Incidentally, my copy of the Sacred Harp is actually unlabeled; well, currently it has a post-it note with my name on it inside. I’m thinking about commissioning someone else to draw either a larger plate for it or to draw directly in it. I don’t have an idea of what to put in it quite yet but I do have a person in mind for the job…

Boys at Play

Boys at Play Cover

Excitement! A friend and fellow Amherst alumnus wanted to put out a collection of poetry, plays, music and comics both to raise money for Amherst and because it’s awesome. He asked me to pitch in some comics from my vast archive of Interweb comics, and so now there are six comics from my archives printed in this collection. It’d be awesome if you bought one—there will likely be only one printing of 1000. You can buy it at Poetry Slam Inc., or perhaps Amazon.com. I’d recommend avoiding Amazon.com since they seem not to be very good at keeping stock and filling orders quickly.

Speaking of comics, you should head over to mathbunnies.net and read my webcomics, one of which is out of hiatus and updating regularly again.

Some Things I Like

Right now I’m packing for a week-long writing retreat that I do with some students every year. No internet for four days! The horror! Before I shut off my last laptop—I have three laptops, which is a fact that warrants a post of its own—I thought I’d do a short post of really cool things and people I’ve discovered recently…

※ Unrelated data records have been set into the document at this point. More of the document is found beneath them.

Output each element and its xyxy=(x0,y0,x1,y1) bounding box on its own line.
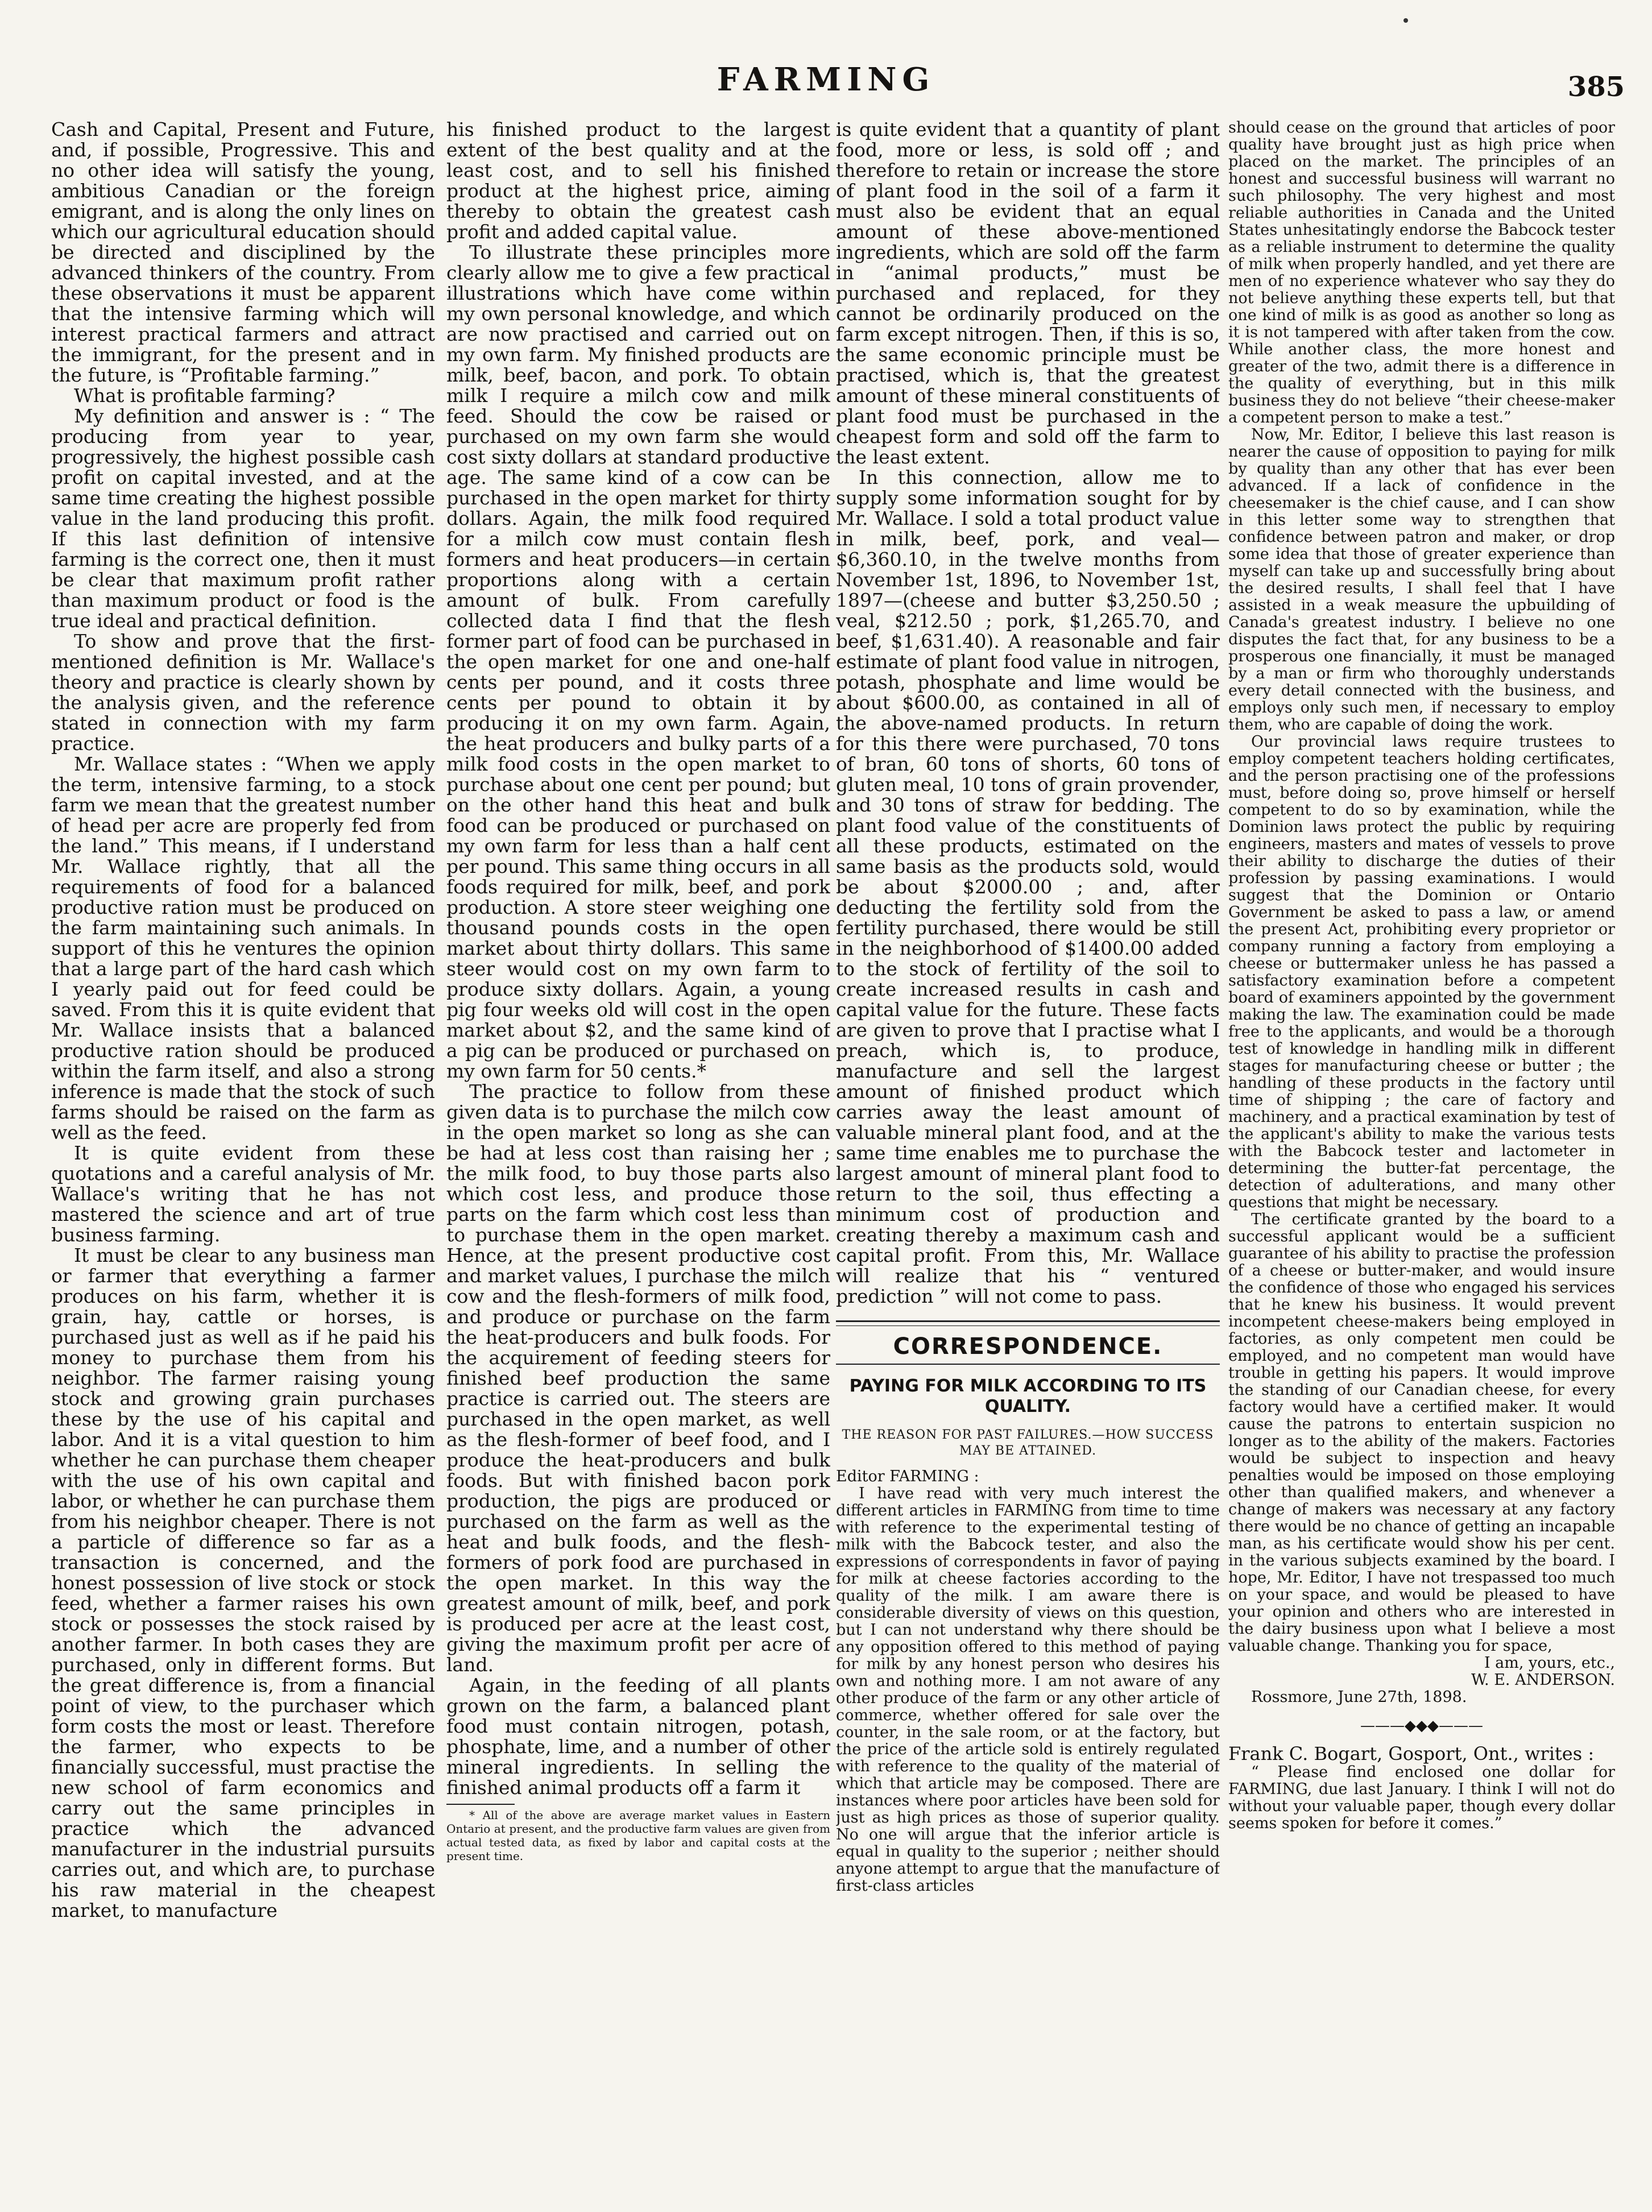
footnote: * All of the above are average market values in Eastern Ontario at present, and the productive farm values are given from actual tested data, as fixed by labor and capital costs at the present time. xyxy=(446,1808,830,1863)
paragraph: The certificate granted by the board to a successful applicant would be a sufficient guarantee of his ability to practise the profession of a cheese or butter-maker, and would insure the confidence of those who engaged his services that he knew his business. It would prevent incompetent cheese-makers being employed in factories, as only competent men could be employed, and no competent man would have trouble in getting his papers. It would improve the standing of our Canadian cheese, for every factory would have a certified maker. It would cause the patrons to entertain suspicion no longer as to the ability of the makers. Factories would be subject to inspection and heavy penalties would be imposed on those employing other than qualified makers, and whenever a change of makers was necessary at any factory there would be no chance of getting an incapable man, as his certificate would show his per cent. in the various subjects examined by the board. I hope, Mr. Editor, I have not trespassed too much on your space, and would be pleased to have your opinion and others who are interested in the dairy business upon what I believe a most valuable change. Thanking you for space, xyxy=(1228,1211,1615,1655)
article-headline: PAYING FOR MILK ACCORDING TO ITS QUALITY. xyxy=(849,1376,1207,1416)
paragraph: Cash and Capital, Present and Future, and, if possible, Progressive. This and no other idea will satisfy the young, ambitious Canadian or the foreign emigrant, and is along the only lines on which our agricultural education should be directed and disciplined by the advanced thinkers of the country. From these observations it must be apparent that the intensive farming which will interest practical farmers and attract the immigrant, for the present and in the future, is “Profitable farming.” xyxy=(51,119,435,386)
column-3 xyxy=(836,119,1220,2201)
article-subheadline: THE REASON FOR PAST FAILURES.—HOW SUCCESS MAY BE ATTAINED. xyxy=(842,1428,1214,1458)
paragraph: My definition and answer is : “ The producing from year to year, progressively, the highest possible cash profit on capital invested, and at the same time creating the highest possible value in the land producing this profit. If this last definition of intensive farming is the correct one, then it must be clear that maximum profit rather than maximum product or food is the true ideal and practical definition. xyxy=(51,405,435,632)
writer-line: Frank C. Bogart, Gosport, Ont., writes : xyxy=(1228,1743,1595,1764)
paragraph: Now, Mr. Editor, I believe this last reason is nearer the cause of opposition to paying for milk by quality than any other that has ever been advanced. If a lack of confidence in the cheesemaker is the chief cause, and I can show in this letter some way to strengthen that confidence between patron and maker, or drop some idea that those of greater experience than myself can take up and successfully bring about the desired results, I shall feel that I have assisted in a weak measure the upbuilding of Canada's greatest industry. I believe no one disputes the fact that, for any business to be a prosperous one financially, it must be managed by a man or firm who thoroughly understands every detail connected with the business, and employs only such men, if necessary to employ them, who are capable of doing the work. xyxy=(1228,426,1615,734)
column-2 xyxy=(446,119,830,2201)
paragraph: Again, in the feeding of all plants grown on the farm, a balanced plant food must contain nitrogen, potash, phosphate, lime, and a number of other mineral ingredients. In selling the finished animal products off a farm it xyxy=(446,1674,830,1799)
letter-place-date: Rossmore, June 27th, 1898. xyxy=(1251,1688,1467,1706)
section-divider xyxy=(836,1320,1220,1326)
publication-title: FARMING xyxy=(717,61,935,98)
salutation: Editor FARMING : xyxy=(836,1468,979,1485)
footnote-divider xyxy=(446,1804,515,1805)
page-number: 385 xyxy=(1567,71,1625,103)
paragraph: should cease on the ground that articles of poor quality have brought just as high price when placed on the market. The principles of an honest and successful business will warrant no such philosophy. The very highest and most reliable authorities in Canada and the United States unhesitatingly endorse the Babcock tester as a reliable instrument to determine the quality of milk when properly handled, and yet there are men of no experience whatever who say they do not believe anything these experts tell, but that one kind of milk is as good as another so long as it is not tampered with after taken from the cow. While another class, the more honest and greater of the two, admit there is a difference in the quality of everything, but in this milk business they do not believe “their cheese-maker a competent person to make a test.” xyxy=(1228,119,1615,426)
paragraph: is quite evident that a quantity of plant food, more or less, is sold off ; and therefore to retain or increase the store of plant food in the soil of a farm it must also be evident that an equal amount of these above-mentioned ingredients, which are sold off the farm in “animal products,” must be purchased and replaced, for they cannot be ordinarily produced on the farm except nitrogen. Then, if this is so, the same economic principle must be practised, which is, that the greatest amount of these mineral constituents of plant food must be purchased in the cheapest form and sold off the farm to the least extent. xyxy=(836,119,1220,468)
masthead xyxy=(0,54,1652,105)
heading-divider xyxy=(836,1364,1220,1365)
paragraph: To illustrate these principles more clearly allow me to give a few practical illustrations which have come within my own personal knowledge, and which are now practised and carried out on my own farm. My finished products are milk, beef, bacon, and pork. To obtain milk I require a milch cow and milk feed. Should the cow be raised or purchased on my own farm she would cost sixty dollars at standard productive age. The same kind of a cow can be purchased in the open market for thirty dollars. Again, the milk food required for a milch cow must contain flesh formers and heat producers—in certain proportions along with a certain amount of bulk. From carefully collected data I find that the flesh former part of food can be purchased in the open market for one and one-half cents per pound, and it costs three cents per pound to obtain it by producing it on my own farm. Again, the heat producers and bulky parts of a milk food costs in the open market to purchase about one cent per pound; but on the other hand this heat and bulk food can be produced or purchased on my own farm for less than a half cent per pound. This same thing occurs in all foods required for milk, beef, and pork production. A store steer weighing one thousand pounds costs in the open market about thirty dollars. This same steer would cost on my own farm to produce sixty dollars. Again, a young pig four weeks old will cost in the open market about $2, and the same kind of a pig can be produced or purchased on my own farm for 50 cents.* xyxy=(446,241,830,1082)
paragraph: his finished product to the largest extent of the best quality and at the least cost, and to sell his finished product at the highest price, aiming thereby to obtain the greatest cash profit and added capital value. xyxy=(446,119,830,243)
print-speck xyxy=(1403,18,1408,23)
paragraph: I have read with very much interest the different articles in FARMING from time to time with reference to the experimental testing of milk with the Babcock tester, and also the expressions of correspondents in favor of paying for milk at cheese factories according to the quality of the milk. I am aware there is considerable diversity of views on this question, but I can not understand why there should be any opposition offered to this method of paying for milk by any honest person who desires his own and nothing more. I am not aware of any other produce of the farm or any other article of commerce, whether offered for sale over the counter, in the sale room, or at the factory, but the price of the article sold is entirely regulated with reference to the quality of the material of which that article may be composed. There are instances where poor articles have been sold for just as high prices as those of superior quality. No one will argue that the inferior article is equal in quality to the superior ; neither should anyone attempt to argue that the manufacture of first-class articles xyxy=(836,1485,1220,1895)
paragraph: To show and prove that the first-mentioned definition is Mr. Wallace's theory and practice is clearly shown by the analysis given, and the reference stated in connection with my farm practice. xyxy=(51,630,435,755)
reader-quote: “ Please find enclosed one dollar for FARMING, due last January. I think I will not do without your valuable paper, though every dollar seems spoken for before it comes.” xyxy=(1228,1763,1615,1832)
paragraph: In this connection, allow me to supply some information sought for by Mr. Wallace. I sold a total product value in milk, beef, pork, and veal—$6,360.10, in the twelve months from November 1st, 1896, to November 1st, 1897—(cheese and butter $3,250.50 ; veal, $212.50 ; pork, $1,265.70, and beef, $1,631.40). A reasonable and fair estimate of plant food value in nitrogen, potash, phosphate and lime would be about $600.00, as contained in all of the above-named products. In return for this there were purchased, 70 tons of bran, 60 tons of shorts, 60 tons of gluten meal, 10 tons of grain provender, and 30 tons of straw for bedding. The plant food value of the constituents of all these products, estimated on the same basis as the products sold, would be about $2000.00 ; and, after deducting the fertility sold from the fertility purchased, there would be still in the neighborhood of $1400.00 added to the stock of fertility of the soil to create increased results in cash and capital value for the future. These facts are given to prove that I practise what I preach, which is, to produce, manufacture and sell the largest amount of finished product which carries away the least amount of valuable mineral plant food, and at the same time enables me to purchase the largest amount of mineral plant food to return to the soil, thus effecting a minimum cost of production and creating thereby a maximum cash and capital profit. From this, Mr. Wallace will realize that his “ ventured prediction ” will not come to pass. xyxy=(836,466,1220,1307)
paragraph: The practice to follow from these given data is to purchase the milch cow in the open market so long as she can be had at less cost than raising her ; the milk food, to buy those parts also which cost less, and produce those parts on the farm which cost less than to purchase them in the open market. Hence, at the present productive cost and market values, I purchase the milch cow and the flesh-formers of milk food, and produce or purchase on the farm the heat-producers and bulk foods. For the acquirement of feeding steers for finished beef production the same practice is carried out. The steers are purchased in the open market, as well as the flesh-former of beef food, and I produce the heat-producers and bulk foods. But with finished bacon pork production, the pigs are produced or purchased on the farm as well as the heat and bulk foods, and the flesh-formers of pork food are purchased in the open market. In this way the greatest amount of milk, beef, and pork is produced per acre at the least cost, giving the maximum profit per acre of land. xyxy=(446,1080,830,1676)
paragraph: What is profitable farming? xyxy=(74,384,336,407)
column-4 xyxy=(1228,119,1615,2201)
paragraph: It must be clear to any business man or farmer that everything a farmer produces on his farm, whether it is grain, hay, cattle or horses, is purchased just as well as if he paid his money to purchase them from his neighbor. The farmer raising young stock and growing grain purchases these by the use of his capital and labor. And it is a vital question to him whether he can purchase them cheaper with the use of his own capital and labor, or whether he can purchase them from his neighbor cheaper. There is not a particle of difference so far as a transaction is concerned, and the honest possession of live stock or stock feed, whether a farmer raises his own stock or possesses the stock raised by another farmer. In both cases they are purchased, only in different forms. But the great difference is, from a financial point of view, to the purchaser which form costs the most or least. Therefore the farmer, who expects to be financially successful, must practise the new school of farm economics and carry out the same principles in practice which the advanced manufacturer in the industrial pursuits carries out, and which are, to purchase his raw material in the cheapest market, to manufacture xyxy=(51,1244,435,1921)
paragraph: Our provincial laws require trustees to employ competent teachers holding certificates, and the person practising one of the professions must, before doing so, prove himself or herself competent to do so by examination, while the Dominion laws protect the public by requiring engineers, masters and mates of vessels to prove their ability to discharge the duties of their profession by passing examinations. I would suggest that the Dominion or Ontario Government be asked to pass a law, or amend the present Act, prohibiting every proprietor or company running a factory from employing a cheese or buttermaker unless he has passed a satisfactory examination before a competent board of examiners appointed by the government making the law. The examination could be made free to the applicants, and would be a thorough test of knowledge in handling milk in different stages for manufacturing cheese or butter ; the handling of these products in the factory until time of shipping ; the care of factory and machinery, and a practical examination by test of the applicant's ability to make the various tests with the Babcock tester and lactometer in determining the butter-fat percentage, the detection of adulterations, and many other questions that might be necessary. xyxy=(1228,733,1615,1211)
section-heading: CORRESPONDENCE. xyxy=(893,1333,1163,1360)
letter-signature: W. E. ANDERSON. xyxy=(1471,1671,1615,1689)
letter-closing: I am, yours, etc., xyxy=(1484,1654,1615,1672)
paragraph: It is quite evident from these quotations and a careful analysis of Mr. Wallace's writing that he has not mastered the science and art of true business farming. xyxy=(51,1142,435,1246)
column-1 xyxy=(51,119,435,2201)
ornament-divider: ———◆◆◆——— xyxy=(1360,1717,1483,1734)
paragraph: Mr. Wallace states : “When we apply the term, intensive farming, to a stock farm we mean that the greatest number of head per acre are properly fed from the land.” This means, if I understand Mr. Wallace rightly, that all the requirements of food for a balanced productive ration must be produced on the farm maintaining such animals. In support of this he ventures the opinion that a large part of the hard cash which I yearly paid out for feed could be saved. From this it is quite evident that Mr. Wallace insists that a balanced productive ration should be produced within the farm itself, and also a strong inference is made that the stock of such farms should be raised on the farm as well as the feed. xyxy=(51,753,435,1144)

Scott Pilgrim, who has a precious little life that he must fight the world for or he’ll fall into infinite sadness. This is a comic book series about a twenty-something Canadian boy “between jobs” who has to play in a band and defeat his dream girl’s seven evil ex-boyfriends in mortal combat. It’s kind of the voice of my generation and it’s certainly the best comic book I’ve ever read. More on Scott Pilgrim later.

Gideon Freudmann opened for Tim Eriksen at the Iron Horse in Northamption last Thursday. I had no idea who he was except that one of the folks who went to the concert with me was his biggest fan ever. Turns out he plays the electric cello while controlling some crazy synthesizer drum machine thing with his foot—or maybe it’s some realtime thing that plays off his cello? His music is pretty damn amazing.

Henry Hatsworth is an outrageously British professor who goes on a puzzling adventure to save the world. It takes the Nintendo DS to its logical extreme: a platformer on the top screen and a block puzzle on the bottom. You switch between the two using the X button and each screen affects the other. Kill things on the top and you send them to the bottom screen. Let the bottom screen pile up and more enemies appear. Removing blocks from the puzzle charges your super attacks and makes your projectiles more powerful. The game is also pretty hard; in the second half of the game you really need to switch back and forth charging your special attacks and powering up blocks by killing things with said special attacks. The best thing about the game though is that it’s unfailingly British: by charging up your combo meter you unlock TEATIME and turn into an invincible British Battling Robot.